6 Steps to Preparedness

In the upcoming webinar, Kilgore will discuss the key elements to emergency drills that will help organizations prepare for the worst, including:

1. Assess the internal emergency and disaster preparedness plan

2. Plan for the emergency drill

3. Inform all participants that the drill will be happening

4. Perform the drill as if it were a real-life emergency

5. Evaluate the performance of all team members at the completion of the drill

6. Create and implement a corrective action plan as relevant

During the evaluation process, it is important to document all steps and identify areas of weakness that need improvements to meet specific standard requirements and boost overall efficiency. The AAAHC Emergency Drills toolkit provides organizations with a sample checklist and timeline they can use to measure performance throughout the drill.

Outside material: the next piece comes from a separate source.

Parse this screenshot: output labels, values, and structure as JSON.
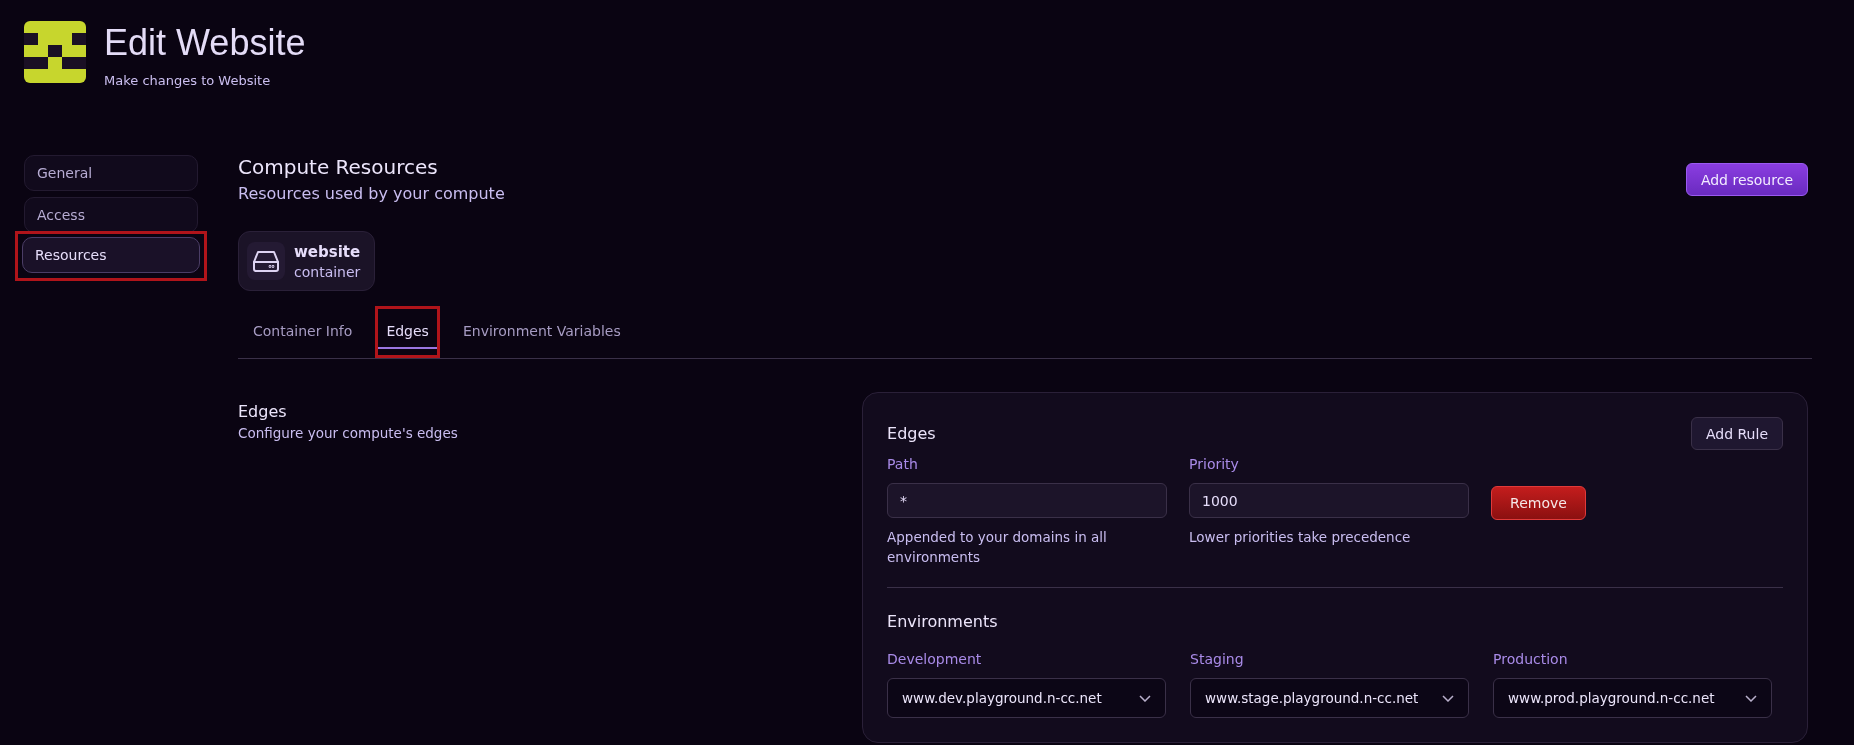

To register for the AAAHC Emergency Drills webinar on Tuesday, September 18, 2018, from noon-1 p.m. CDT, please visit www.aaahc.org and select “2018 webinar offerings” under “I Want To.” To purchase the revised Emergency Drills toolkit, visit www.aaahc.org and select “Order patient safety toolkits” under “I Want To.” For more information on other AAAHC resources or accreditation programs, please visit www.aaahc.org.

 

[i]Zachary BM, Kam LM, Kaufman BS, Felner KJ. The utility of high-fidelity simulation for training critical care fellows in the management of extracorporeal membrane oxygenation emergencies: A randomized control trial. Crit Care Med. 2017 Aug;45(8):1367-1373.

[ii]Ross JC, Trainor JL, Eppich WJ, Adler MD. Impact of simulation training on time to initiation of cardiopulmonary resuscitation for first-year pediatrics residents. J Grad Med Educ. 2013 Dec; 5(4):613-9.

[iii]Cortegiani A et al. Effect of high-fidelity simulation on medical students’ knowledge about advanced life support: A randomized trial. PLoS One. 2015 May 8;10(5):e0125685.

[iv]Cachia M, Pace-Bardon M, Balzan G, Tiney R, Micallef J, Balzan M. Simulation training for foundation doctors on the management of the acutely ill patient. World J Emerg Med. 2015;6(1):16-22.

[v]Lanfranchi JA. Instituting code blue in the OR. AORN J. 2013 Apr; 97(4):428-34.